Katarzyna Bielwaska jest wyjątkowo niegrzeczna i bardzo nieprzydatna. Wydaje mi się, że pracuje jako personel działu angielskiego. Tak czy inaczej była bardzo niegrzeczna przez telefon. Strzec się
Żadna dZ*vka Cię tak nie wyr* jak ta uczelnia. Organizacyjnie okropny chaos, plany zajęć dostajesz 3 dni przed rozpoczęciem tygodnia a i tak się ich nikt nie trzyma. Profesorowie częściej zmieniają swoje godziny pracy niż skarpetki, bardzo często też na ostatnią chwilę. Odrabianie zajęć? Mój ,,sor" zapomniał o tym, że sam przełożył nasze zajęcia i kompletnie nas olał - my czekaliśmy pod salą a on w tym czasie był na wycieczce :D. Profesorowie ogólnie kładą ch* na was.
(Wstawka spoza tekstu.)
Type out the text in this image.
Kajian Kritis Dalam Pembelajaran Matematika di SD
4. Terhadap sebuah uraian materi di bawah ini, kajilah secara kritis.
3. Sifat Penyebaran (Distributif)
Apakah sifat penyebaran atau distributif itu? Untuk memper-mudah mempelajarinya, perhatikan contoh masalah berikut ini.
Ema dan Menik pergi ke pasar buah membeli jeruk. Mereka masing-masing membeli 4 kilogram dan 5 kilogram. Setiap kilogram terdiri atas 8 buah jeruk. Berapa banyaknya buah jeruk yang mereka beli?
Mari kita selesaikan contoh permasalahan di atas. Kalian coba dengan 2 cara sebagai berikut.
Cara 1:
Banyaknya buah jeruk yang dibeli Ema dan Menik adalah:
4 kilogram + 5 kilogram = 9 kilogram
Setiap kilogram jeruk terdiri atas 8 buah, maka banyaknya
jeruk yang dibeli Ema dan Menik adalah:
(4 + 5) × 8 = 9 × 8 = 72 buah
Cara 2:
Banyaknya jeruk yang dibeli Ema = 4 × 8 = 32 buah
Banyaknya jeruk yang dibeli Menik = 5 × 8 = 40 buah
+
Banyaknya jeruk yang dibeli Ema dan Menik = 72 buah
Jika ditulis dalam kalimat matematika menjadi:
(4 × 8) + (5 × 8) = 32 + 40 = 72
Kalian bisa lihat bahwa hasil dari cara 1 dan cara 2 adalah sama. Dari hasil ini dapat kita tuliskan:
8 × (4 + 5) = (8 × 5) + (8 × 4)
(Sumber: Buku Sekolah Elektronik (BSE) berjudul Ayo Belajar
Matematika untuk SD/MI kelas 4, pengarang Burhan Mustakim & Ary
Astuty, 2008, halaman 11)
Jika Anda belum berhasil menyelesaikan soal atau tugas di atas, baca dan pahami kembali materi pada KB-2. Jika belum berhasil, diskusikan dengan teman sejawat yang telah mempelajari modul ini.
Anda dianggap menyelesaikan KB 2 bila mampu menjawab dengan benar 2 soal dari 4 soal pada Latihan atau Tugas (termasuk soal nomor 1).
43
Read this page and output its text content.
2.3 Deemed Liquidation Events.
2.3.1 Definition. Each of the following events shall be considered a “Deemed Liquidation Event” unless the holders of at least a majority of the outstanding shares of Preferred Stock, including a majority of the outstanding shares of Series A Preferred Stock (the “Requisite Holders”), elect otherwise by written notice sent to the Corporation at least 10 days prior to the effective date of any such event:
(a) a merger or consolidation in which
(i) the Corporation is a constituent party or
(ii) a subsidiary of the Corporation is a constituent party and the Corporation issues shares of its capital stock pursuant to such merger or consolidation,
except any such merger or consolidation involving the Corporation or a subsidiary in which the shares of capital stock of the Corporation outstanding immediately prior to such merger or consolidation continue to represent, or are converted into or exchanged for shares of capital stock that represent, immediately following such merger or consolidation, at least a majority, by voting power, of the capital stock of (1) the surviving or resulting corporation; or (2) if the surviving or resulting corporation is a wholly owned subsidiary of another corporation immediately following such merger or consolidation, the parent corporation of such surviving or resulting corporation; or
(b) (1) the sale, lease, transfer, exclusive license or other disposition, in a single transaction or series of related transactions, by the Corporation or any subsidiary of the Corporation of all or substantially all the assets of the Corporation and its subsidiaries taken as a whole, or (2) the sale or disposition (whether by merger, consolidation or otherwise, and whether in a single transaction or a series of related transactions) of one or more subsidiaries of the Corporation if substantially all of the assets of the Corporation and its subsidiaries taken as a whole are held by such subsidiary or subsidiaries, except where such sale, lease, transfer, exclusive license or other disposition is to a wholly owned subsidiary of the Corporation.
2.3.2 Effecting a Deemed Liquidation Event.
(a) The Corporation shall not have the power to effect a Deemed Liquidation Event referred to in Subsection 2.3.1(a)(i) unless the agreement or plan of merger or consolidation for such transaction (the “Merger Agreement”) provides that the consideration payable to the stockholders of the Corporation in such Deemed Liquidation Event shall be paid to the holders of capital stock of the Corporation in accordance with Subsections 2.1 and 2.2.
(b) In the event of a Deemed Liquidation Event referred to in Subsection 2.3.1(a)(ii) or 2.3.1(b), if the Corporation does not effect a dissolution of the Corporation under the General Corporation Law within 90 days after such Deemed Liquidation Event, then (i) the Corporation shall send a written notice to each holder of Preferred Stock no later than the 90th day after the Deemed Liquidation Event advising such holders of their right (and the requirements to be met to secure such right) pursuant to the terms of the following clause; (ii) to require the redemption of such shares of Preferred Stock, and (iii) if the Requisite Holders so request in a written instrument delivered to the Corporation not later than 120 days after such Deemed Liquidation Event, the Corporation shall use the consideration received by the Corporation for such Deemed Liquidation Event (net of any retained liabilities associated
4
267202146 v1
Jeśli się z nimi umawiacie to nie wywiązują się z danego słowa. Umywają ręce od całej odpowiedzialności, więc nie liczcie na ich pomoc. W dziekanacie nie idzie załatwić żadnej ważnej sprawy, bo zawsze ktoś jest na urlopie i wszystko stoi... Co z tego, że Panie są uprzejme jeśli nie przyjmują dokumentów! Płaci się im za (nie)wykonaną pracę a nie uśmiechanie. Poza tym nie wiadomo czyim słowem się kierować, jeden powie tak a drugi na odwrót. Osobiście żałuję wyboru uczelni i zamierzam się przenieść jak najszybciej.